Conclusion: The Five-Millisecond Cloud Is Real (in Specific Niches)

What we learned:
  1. WebAssembly is NOT a container replacement — it's a *complement* for workloads where cold start, density, or sandboxing matter.
  1. Real production use — Cloudflare (trillions of requests), Shopify (checkout logic), Azure AKS (mixed clusters). This isn't vaporware.
  1. Developer experience is good — Rust tooling is mature, OCI 1.1 lets you reuse existing registries, Kubernetes integration works today.
  1. Limitations are real — No POSIX, no GPU access (yet), observability is improving but not mature.
  1. The future is hybrid — Edge functions (Wasm) + databases (containers) + ML inference (GPUs) all on the same platform.
When to bet on WebAssembly: If you're building edge compute, event-driven APIs, or multi-tenant SaaS, evaluate Wasm *now*. If you're running Postgres or a Rails monolith, stick with containers (and save yourself the migration pain). The five-millisecond cloud is here. It won't replace everything.
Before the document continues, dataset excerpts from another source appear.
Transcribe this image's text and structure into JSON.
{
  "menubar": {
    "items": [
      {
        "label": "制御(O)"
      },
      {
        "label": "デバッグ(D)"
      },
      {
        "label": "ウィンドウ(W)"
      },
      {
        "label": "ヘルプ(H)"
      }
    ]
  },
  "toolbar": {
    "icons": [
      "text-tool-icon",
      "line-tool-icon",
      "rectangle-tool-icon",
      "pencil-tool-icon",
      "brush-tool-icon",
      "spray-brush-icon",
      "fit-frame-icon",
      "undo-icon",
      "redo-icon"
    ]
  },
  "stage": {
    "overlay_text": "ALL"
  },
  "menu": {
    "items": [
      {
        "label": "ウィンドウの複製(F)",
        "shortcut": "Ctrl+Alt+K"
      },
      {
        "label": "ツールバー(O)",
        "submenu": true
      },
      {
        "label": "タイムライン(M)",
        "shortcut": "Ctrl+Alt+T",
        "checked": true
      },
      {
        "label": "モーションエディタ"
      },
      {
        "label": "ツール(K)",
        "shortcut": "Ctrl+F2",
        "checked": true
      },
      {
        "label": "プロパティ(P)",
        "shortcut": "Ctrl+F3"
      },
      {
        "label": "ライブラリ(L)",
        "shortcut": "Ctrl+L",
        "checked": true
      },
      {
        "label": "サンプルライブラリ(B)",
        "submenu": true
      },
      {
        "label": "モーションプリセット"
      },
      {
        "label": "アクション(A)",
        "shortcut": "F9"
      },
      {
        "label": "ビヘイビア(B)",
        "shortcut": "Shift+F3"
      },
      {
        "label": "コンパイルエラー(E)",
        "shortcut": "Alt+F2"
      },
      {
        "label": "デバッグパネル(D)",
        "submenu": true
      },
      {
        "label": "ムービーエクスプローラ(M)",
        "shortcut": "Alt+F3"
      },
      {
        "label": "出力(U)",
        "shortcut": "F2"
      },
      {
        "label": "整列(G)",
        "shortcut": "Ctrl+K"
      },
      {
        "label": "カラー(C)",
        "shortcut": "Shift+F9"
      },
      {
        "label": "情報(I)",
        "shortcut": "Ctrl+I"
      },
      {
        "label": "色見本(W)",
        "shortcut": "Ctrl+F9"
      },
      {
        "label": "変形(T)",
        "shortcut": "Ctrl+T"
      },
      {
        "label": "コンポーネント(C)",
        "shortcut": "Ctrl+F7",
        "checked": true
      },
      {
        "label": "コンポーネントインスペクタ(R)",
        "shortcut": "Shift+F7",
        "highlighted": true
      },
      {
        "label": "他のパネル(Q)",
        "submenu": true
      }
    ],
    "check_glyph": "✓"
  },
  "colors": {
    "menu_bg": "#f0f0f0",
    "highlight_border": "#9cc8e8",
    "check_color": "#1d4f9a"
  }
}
But for the right workloads, it's a step-function improvement — and that's the point.

---

References

  1. Cloudflare Workers performance data (2024): https://blog.cloudflare.com/workers-performance-2024
  2. Fastly Compute documentation: https://www.fastly.com/documentation/guides/compute/
  3. Shopify Functions documentation: https://shopify.dev/docs/apps/build/functions
  4. Azure AKS documentation and SpinKube on AKS guide (2024): https://learn.microsoft.com/azure/aks/ and https://www.spinkube.dev/docs/topics/architecture/
  5. WASI 0.2 specification: https://github.com/WebAssembly/WASI/blob/main/Preview2.md
  6. OCI 1.1 artifact support: https://github.com/opencontainers/image-spec/blob/main/artifacts-guidance.md
  7. SpinKube documentation: https://spinkube.dev
  8. Wasmtime security model: https://docs.wasmtime.dev/security.html

---

Author's Note: This article reflects production systems as of January 2025. WebAssembly is evolving rapidly — expect WASI 0.3, better observability, and broader cloud adoption by 2026. But the core trade-offs (speed vs. flexibility) are architectural, not temporary.

If you're evaluating Wasm for your stack, start with a non-critical edge function (auth, routing, A/B testing). Measure cold start, memory usage, and developer friction. Then decide if it's worth expanding. The five-millisecond cloud is real — but only for workloads that benefit from it.